Understanding GF Value
The GF Value is a proprietary measure of a stock's intrinsic value, computed considering historical trading multiples, a GuruFocus adjustment factor based on past performance and growth, and future business performance estimates. The GF Value Line denotes the stock's ideal fair trading value.
Align Technology (ALGN, Financial) appears to be significantly undervalued according to the GF Value. With the current stock price significantly below the GF Value Line, the stock may be undervalued and have higher future returns. This suggests that the long-term return of Align Technology's stock is likely to be much higher than its business growth.
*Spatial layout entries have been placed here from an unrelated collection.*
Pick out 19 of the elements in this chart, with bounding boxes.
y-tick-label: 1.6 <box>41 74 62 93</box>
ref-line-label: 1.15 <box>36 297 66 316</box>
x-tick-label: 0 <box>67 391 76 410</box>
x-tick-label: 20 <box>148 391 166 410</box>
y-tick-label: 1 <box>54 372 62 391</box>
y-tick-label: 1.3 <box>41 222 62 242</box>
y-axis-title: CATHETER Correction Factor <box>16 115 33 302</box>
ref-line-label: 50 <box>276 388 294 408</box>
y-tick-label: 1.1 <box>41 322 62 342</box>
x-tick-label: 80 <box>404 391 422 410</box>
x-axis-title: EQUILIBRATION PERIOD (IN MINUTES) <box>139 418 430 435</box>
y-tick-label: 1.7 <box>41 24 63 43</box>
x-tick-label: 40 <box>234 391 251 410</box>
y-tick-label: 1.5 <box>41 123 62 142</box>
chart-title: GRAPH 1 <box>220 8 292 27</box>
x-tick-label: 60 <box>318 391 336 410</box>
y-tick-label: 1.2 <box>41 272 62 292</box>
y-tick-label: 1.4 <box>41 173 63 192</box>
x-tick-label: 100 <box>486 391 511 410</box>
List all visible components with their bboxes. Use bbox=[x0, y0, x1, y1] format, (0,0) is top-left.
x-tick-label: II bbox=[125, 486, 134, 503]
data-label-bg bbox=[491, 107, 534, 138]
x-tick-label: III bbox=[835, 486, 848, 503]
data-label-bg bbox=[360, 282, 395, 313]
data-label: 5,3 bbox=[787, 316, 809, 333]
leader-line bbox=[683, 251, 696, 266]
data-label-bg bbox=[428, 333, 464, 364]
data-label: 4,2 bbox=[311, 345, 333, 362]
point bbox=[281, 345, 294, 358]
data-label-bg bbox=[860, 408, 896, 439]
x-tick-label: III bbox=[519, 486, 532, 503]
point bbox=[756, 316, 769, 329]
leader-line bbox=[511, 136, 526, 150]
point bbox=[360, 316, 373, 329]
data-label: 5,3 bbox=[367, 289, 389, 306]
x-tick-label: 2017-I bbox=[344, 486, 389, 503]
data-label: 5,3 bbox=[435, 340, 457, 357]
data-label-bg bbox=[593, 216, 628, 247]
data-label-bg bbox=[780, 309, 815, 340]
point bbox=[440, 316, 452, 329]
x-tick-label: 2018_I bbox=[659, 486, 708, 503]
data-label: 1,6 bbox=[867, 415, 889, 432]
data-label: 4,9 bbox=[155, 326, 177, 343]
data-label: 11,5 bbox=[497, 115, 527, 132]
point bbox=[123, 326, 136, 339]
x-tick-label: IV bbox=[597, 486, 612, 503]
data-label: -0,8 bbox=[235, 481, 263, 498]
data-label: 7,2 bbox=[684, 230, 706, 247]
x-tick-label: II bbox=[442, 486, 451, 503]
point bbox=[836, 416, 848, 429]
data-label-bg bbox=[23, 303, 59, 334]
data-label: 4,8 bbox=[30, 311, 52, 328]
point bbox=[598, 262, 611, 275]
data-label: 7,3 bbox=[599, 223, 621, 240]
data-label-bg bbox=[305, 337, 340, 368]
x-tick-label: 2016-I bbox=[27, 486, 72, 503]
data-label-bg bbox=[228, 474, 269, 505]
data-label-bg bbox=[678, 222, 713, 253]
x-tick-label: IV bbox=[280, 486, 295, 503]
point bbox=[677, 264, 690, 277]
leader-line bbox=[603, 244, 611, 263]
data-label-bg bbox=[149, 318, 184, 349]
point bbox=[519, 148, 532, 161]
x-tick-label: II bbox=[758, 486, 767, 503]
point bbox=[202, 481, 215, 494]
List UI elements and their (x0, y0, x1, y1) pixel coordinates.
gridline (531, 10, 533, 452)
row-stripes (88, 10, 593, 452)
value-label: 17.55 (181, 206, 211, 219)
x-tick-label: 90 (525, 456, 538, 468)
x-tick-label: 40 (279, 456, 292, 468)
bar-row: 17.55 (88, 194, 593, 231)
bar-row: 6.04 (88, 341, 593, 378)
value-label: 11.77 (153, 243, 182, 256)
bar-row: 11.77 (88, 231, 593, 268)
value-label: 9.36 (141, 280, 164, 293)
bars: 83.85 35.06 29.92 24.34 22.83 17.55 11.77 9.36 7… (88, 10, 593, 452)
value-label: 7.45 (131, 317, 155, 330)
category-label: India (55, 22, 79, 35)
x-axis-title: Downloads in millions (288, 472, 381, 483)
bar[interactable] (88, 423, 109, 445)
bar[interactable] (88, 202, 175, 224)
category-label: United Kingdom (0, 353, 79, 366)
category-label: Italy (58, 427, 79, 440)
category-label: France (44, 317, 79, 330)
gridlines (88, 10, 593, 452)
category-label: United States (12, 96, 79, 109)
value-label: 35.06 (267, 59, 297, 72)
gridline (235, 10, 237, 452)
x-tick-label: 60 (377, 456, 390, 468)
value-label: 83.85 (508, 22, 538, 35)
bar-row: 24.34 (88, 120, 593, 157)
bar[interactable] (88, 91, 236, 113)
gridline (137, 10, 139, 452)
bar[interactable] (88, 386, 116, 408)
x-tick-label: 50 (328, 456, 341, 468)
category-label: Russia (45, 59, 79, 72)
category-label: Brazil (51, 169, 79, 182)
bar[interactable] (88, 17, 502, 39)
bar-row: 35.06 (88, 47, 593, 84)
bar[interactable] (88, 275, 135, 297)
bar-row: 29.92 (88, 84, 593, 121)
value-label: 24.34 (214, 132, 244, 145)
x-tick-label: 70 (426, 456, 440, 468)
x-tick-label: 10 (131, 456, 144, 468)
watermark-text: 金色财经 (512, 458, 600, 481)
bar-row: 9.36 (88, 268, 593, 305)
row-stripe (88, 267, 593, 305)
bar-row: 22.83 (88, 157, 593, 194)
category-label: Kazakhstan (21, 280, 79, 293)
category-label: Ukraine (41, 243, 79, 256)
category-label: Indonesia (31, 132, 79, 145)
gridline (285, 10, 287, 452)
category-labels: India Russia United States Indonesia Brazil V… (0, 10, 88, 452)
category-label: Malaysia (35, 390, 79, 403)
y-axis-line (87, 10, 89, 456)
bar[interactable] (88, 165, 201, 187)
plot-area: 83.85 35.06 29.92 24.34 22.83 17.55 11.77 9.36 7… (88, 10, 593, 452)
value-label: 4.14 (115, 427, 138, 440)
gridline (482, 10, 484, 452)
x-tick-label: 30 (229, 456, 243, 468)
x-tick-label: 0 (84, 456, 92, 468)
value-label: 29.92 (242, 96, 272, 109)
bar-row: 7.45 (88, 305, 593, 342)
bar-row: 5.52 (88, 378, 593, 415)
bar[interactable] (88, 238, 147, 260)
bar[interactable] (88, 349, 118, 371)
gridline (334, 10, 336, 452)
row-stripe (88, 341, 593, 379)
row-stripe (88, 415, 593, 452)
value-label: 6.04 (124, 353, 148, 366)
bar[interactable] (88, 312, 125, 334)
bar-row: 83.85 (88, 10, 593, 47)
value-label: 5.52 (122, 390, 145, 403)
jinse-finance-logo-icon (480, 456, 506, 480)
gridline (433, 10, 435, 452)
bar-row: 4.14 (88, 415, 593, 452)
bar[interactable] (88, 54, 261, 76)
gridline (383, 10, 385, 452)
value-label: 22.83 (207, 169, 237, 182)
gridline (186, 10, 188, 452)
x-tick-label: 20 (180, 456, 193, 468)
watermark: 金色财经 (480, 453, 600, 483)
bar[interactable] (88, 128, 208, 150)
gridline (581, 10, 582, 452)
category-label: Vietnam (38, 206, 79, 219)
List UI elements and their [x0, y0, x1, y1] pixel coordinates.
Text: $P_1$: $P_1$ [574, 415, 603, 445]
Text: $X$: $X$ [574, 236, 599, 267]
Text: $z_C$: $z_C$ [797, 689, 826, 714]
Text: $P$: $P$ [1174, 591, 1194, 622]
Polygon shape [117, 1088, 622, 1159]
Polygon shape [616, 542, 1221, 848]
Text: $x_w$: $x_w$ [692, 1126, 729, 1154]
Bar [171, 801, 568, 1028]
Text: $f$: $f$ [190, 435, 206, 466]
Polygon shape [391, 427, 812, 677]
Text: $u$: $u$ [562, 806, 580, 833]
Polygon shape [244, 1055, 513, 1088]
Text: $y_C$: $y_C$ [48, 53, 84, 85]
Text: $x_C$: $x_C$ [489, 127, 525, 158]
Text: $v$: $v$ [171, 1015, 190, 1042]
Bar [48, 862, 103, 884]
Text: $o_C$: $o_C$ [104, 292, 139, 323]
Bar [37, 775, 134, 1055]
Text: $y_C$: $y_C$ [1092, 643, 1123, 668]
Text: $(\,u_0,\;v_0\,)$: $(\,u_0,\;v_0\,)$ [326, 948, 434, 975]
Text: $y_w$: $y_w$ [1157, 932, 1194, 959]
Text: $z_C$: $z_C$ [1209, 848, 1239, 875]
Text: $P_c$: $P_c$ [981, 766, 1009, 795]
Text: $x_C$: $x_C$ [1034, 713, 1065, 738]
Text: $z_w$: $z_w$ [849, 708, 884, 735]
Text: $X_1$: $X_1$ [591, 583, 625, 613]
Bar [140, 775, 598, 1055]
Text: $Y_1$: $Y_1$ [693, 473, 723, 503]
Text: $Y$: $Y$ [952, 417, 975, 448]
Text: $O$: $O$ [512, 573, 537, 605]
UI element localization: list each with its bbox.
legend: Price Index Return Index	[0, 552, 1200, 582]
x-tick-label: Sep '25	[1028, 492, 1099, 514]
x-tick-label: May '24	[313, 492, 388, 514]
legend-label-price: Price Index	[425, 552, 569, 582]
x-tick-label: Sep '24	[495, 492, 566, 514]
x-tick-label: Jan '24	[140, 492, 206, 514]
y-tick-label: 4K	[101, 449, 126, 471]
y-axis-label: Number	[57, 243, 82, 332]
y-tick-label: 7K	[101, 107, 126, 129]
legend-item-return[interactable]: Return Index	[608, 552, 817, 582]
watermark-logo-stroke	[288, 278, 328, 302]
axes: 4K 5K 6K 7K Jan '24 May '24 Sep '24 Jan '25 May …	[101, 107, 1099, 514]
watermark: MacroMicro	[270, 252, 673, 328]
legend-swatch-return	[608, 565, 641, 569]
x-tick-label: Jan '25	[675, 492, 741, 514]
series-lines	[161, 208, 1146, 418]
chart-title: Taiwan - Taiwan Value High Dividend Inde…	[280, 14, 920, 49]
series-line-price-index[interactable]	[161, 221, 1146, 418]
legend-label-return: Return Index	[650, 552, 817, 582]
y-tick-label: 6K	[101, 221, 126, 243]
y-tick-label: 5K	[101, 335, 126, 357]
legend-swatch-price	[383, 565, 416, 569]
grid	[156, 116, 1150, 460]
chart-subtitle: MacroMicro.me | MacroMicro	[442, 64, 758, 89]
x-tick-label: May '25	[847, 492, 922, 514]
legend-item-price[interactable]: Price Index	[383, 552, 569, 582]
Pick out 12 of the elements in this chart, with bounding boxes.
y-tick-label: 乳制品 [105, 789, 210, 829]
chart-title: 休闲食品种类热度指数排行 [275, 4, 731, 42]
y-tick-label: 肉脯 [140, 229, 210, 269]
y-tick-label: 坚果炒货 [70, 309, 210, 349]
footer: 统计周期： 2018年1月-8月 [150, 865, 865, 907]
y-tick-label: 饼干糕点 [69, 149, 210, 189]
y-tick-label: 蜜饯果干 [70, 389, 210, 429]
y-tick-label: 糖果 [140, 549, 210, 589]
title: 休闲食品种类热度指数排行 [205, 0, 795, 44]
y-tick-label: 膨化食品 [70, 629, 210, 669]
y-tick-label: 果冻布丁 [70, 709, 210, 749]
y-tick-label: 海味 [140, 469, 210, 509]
Companies with poor financial strength pose a high risk of permanent capital loss. To avoid this, it's crucial to review a company's financial strength before deciding to purchase shares. Align Technology has a cash-to-debt ratio of 7.55, ranking better than 66.31% of 843 companies in the Medical Devices & Instruments industry. This indicates that Align Technology's financial strength is strong.
Profitability and Growth
Investing in profitable companies, especially those demonstrating consistent profitability over the long term, poses less risk. Align Technology, with high profit margins and a profitability rank of 10 out of 10, is a safer investment. Furthermore, the company's growth ranks better than 70.86% of 731 companies in the Medical Devices & Instruments industry, indicating a promising future.
ROIC vs WACC
Comparing a company's return on invested capital (ROIC) to the weighted average cost of capital (WACC) is another way to determine its profitability. When the ROIC is higher than the WACC, it implies the company is creating value for shareholders. However, for the past 12 months, Align Technology's ROIC is 6.78, lower than its WACC of 12.38.
In conclusion, Align Technology (ALGN, Financial) appears to be significantly undervalued. The company's strong financial condition, high profitability, and promising growth outlook make it an attractive investment prospect. To learn more about Align Technology stock, you can check out its 30-Year Financials here.
To find out the high-quality companies that may deliver above-average returns, please check out GuruFocus High Quality Low Capex Screener.